Het begin

‘U weet waarvoor u komt?’ Met deze vraag begint de huidarts het consult. Ik zit erbij, luister en kijk. Marie-José* knikt. Het is een merkwaardige openingsvraag. Zou de specialist ooit hebben meegemaakt dat een patiënt hierop zegt: ‘Nee, ik heb geen flauw benul’? Uiteraard weten mensen waarvoor zij zijn verwezen. Het lijkt een beetje de omgekeerde wereld van vroeger. Als huisarts begon ik normaliter een consult met de vraag: ‘Vertel eens waarvoor u komt?’

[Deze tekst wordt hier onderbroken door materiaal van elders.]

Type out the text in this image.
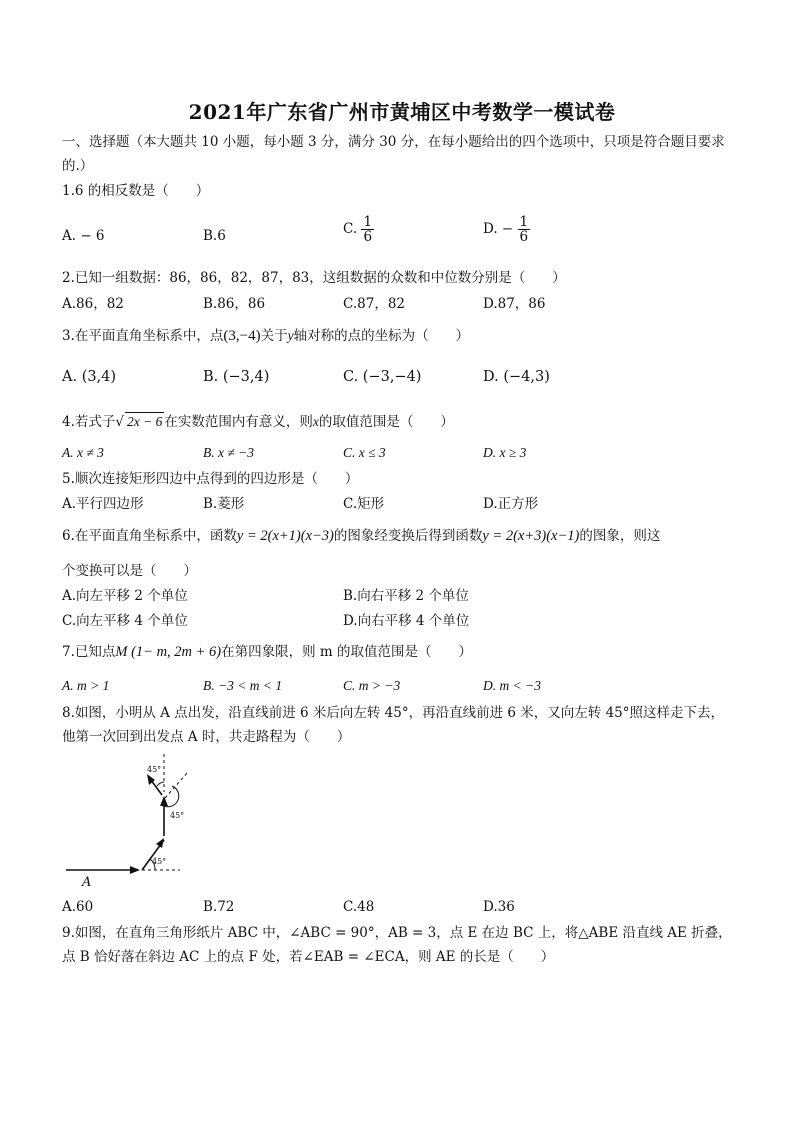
2021年广东省广州市黄埔区中考数学一模试卷
一、选择题（本大题共 10 小题，每小题 3 分，满分 30 分，在每小题给出的四个选项中，只项是符合题目要求
的.）
1.6 的相反数是（　　）
A. − 6	B.6	C. $\frac{1}{6}$	D. − $\frac{1}{6}$
2.已知一组数据：86，86，82，87，83，这组数据的众数和中位数分别是（　　）
A.86，82	B.86，86	C.87，82	D.87，86
3.在平面直角坐标系中，点(3,−4)关于y轴对称的点的坐标为（　　）
A. (3,4)	B. (−3,4)	C. (−3,−4)	D. (−4,3)
4.若式子√ 2x − 6 在实数范围内有意义，则x的取值范围是（　　）
A. x ≠ 3	B. x ≠ −3	C. x ≤ 3	D. x ≥ 3
5.顺次连接矩形四边中点得到的四边形是（　　）
A.平行四边形	B.菱形	C.矩形	D.正方形
6.在平面直角坐标系中，函数y = 2(x+1)(x−3)的图象经变换后得到函数y = 2(x+3)(x−1)的图象，则这
个变换可以是（　　）
A.向左平移 2 个单位	B.向右平移 2 个单位
C.向左平移 4 个单位	D.向右平移 4 个单位
7.已知点M (1− m, 2m + 6)在第四象限，则 m 的取值范围是（　　）
A. m > 1	B. −3 < m < 1	C. m > −3	D. m < −3
8.如图，小明从 A 点出发，沿直线前进 6 米后向左转 45°，再沿直线前进 6 米，又向左转 45°照这样走下去，
他第一次回到出发点 A 时，共走路程为（　　）
45°
45°
45°
A
A.60	B.72	C.48	D.36
9.如图，在直角三角形纸片 ABC 中，∠ABC = 90°，AB = 3，点 E 在边 BC 上，将△ABE 沿直线 AE 折叠，
点 B 恰好落在斜边 AC 上的点 F 处，若∠EAB = ∠ECA，则 AE 的长是（　　）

Marie-José had een plekje op haar huid dat maar niet wilde verdwijnen. Ze begon zich hierover zorgen te maken. Haar huisarts stelde haar gerust, maar was wel bereid tot een biopsie. Een paar dagen later belde hij echter op dat Marie-José toch naar de huidarts moest. De verwijsbrief zou via ZorgDomein naar de specialist worden gestuurd. Die wist dus waarvoor Marie-José kwam. Maar hoe volledig was de informatie in de verwijsbrief?

Hoe komt het dat de betreffende openingsvraag bij mij blijft hangen? Als coassistent leerde ik dat een consult moest beginnen met het zorgvuldig afnemen van een anamnese. Die omvatte een respectabele vragenlijst. Zelfs wanneer je eerst de verwijsbrief van de huisarts had gelezen, zei je nooit: ‘U weet waarvoor u komt?’ Huisartsen die specialisten volledig informeren verdienen een lintje. Dat gebeurde vrijwel nooit. Aanvullende vragen waren dus noodzakelijk.

‘Efficiëntie in de zorgsector betekent op de werkvloer meestal streven naar tijdwinst’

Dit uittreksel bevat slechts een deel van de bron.